Abstract
Defenses for adversarial attacks against neural networks can broadly be divided into two categories: empirical and certifiable. Empirical defenses offer good guarantees against existing attacks, but we do not know how to prove that they cannot be broken. In the past couple of years, there has been a slew of empirical defenses, many of which have subsequently been broken. A notable exception is adversarial training (Madry et al 2018), variants of which are still the state of the art for empirical defenses. Certifiable defenses aim to avoid this arms race of defenses and attacks by providing provable guarantees that the network is robust to adversarial attacks. One promising certifiable defense is randomized smoothing (Lecuyer et al 2018, Li et al 2018, Cohen et al 2018), however their numbers still lag compared to those achieved by empirical defenses.

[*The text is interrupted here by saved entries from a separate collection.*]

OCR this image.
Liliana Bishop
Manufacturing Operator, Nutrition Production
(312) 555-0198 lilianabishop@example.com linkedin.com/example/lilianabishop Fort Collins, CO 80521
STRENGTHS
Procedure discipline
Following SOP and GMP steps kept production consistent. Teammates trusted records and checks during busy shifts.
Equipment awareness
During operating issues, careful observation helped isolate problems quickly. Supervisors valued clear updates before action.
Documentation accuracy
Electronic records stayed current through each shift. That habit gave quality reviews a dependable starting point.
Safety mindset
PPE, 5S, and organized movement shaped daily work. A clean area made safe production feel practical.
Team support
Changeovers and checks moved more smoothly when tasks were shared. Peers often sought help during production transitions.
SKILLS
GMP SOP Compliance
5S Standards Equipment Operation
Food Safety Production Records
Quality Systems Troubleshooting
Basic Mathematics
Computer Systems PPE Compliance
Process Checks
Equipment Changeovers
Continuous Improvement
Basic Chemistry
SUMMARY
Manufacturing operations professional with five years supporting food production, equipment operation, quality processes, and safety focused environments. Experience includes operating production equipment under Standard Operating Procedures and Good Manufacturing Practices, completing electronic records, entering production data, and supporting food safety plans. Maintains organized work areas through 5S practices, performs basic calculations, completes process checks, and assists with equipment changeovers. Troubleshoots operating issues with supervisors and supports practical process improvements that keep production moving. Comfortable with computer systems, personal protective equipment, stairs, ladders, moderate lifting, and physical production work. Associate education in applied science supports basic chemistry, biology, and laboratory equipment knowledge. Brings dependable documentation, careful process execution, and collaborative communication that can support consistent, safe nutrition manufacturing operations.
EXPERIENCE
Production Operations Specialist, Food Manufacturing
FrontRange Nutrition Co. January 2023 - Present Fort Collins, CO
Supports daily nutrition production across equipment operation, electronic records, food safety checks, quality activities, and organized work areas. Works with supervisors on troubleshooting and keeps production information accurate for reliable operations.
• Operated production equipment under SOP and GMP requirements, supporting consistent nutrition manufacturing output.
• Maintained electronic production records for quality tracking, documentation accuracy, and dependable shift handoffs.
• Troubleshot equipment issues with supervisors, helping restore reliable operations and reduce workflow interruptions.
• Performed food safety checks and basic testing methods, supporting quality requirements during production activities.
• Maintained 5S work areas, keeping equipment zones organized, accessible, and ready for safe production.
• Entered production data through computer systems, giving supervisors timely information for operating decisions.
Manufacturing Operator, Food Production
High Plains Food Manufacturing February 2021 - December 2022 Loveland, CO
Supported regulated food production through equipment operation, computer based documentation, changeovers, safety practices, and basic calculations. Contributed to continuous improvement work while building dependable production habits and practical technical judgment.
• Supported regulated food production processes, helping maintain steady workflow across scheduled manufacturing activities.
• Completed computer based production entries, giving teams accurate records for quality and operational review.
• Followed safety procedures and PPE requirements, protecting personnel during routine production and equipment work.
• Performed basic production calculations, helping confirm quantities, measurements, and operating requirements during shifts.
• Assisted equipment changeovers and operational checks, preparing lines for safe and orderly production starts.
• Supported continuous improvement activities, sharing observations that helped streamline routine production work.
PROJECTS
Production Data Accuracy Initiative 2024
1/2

In this work we demonstrate that by combining adversarial training with randomized smoothing, we are able to substantially boost the provable robustness of the resulting classifier. We derive an attack against smoothed neural network classifiers, and we train the neural network using this attack, via the adversarial training paradigm. While adversarial training by itself typically gives no provable guarantees, we demonstrate that the certified robustness of the resulting classifier is substantially higher than previous state of the art, improving up to 16% for ell_2 perturbations on CIFAR-10, and 10% on ImageNet. By combining this with other ideas such as pre-training (Hendrycks et al 2019), we are able to improve these numbers further, establishing the state of the art for ell_2 provable robustness.